Walters became a national celebrity and was paid to appear in advertisements for Timex watches, but fought the ridicule that came his way. “I call it American ingenuity,” he boasted to skeptical host David Letterman. ‘I had confidence in myself and the profession. I really knew what I was doing.’

Tragically, Walters, who had complained that his life had felt empty, committed suicide in 1993.

Tragically, Walters, who had complained that his life had felt empty, committed suicide in 1993.

However, his moment in the spotlight was short-lived. After quitting his job as a truck driver, he struggled to make money as a motivational speaker. After breaking up with his girlfriend after fifteen years, he never married or had children.

Tragically, in 1993, Walters, who had complained that his life had felt empty, walked to his favorite spot in a forest and shot himself.

To most people, his flight must have been a nightmarish warning to the curious. For some, however, it was – just like the name of his profession – inspiring.

Although Walters wasn’t the first to attempt to take to the skies with helium balloons, he was the first to reach as high as he did. Apart from the fact that cluster ballooning became an extreme sport in the 2009 animated film Up.

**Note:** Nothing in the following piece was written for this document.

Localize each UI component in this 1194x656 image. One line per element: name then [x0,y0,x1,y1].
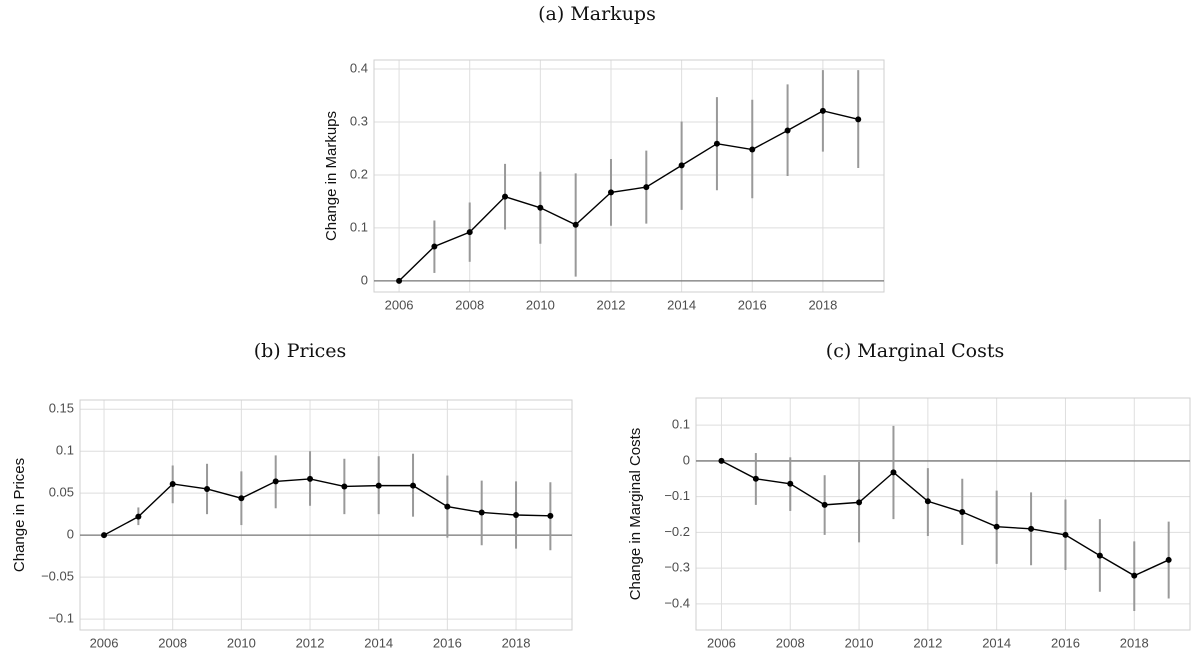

In 2007, a gas station owner in Oregon “flew” 240 miles in a lawn chair powered by balloons. In 2010, American Jonathan Trappe crossed the English Channel hanging from balloons. However, in 1992, a Japanese adventurer set sail across the Pacific Ocean and was never seen again. A Brazilian priest who went up in 2008 tied to a thousand helium balloons drowned in the Atlantic Ocean.

Stunt magician David Blaine reached an altitude of 7,000 meters in 2020, but he had oxygen, satellite positioning, remote control ballast and miniature explosives that could pop balloons. So no trace of the man whose flying chair is preserved in the National Air and Space Museum in Washington DC.

“It wasn’t a death wish,” Walters said. “But you couldn’t pay me to do it again.”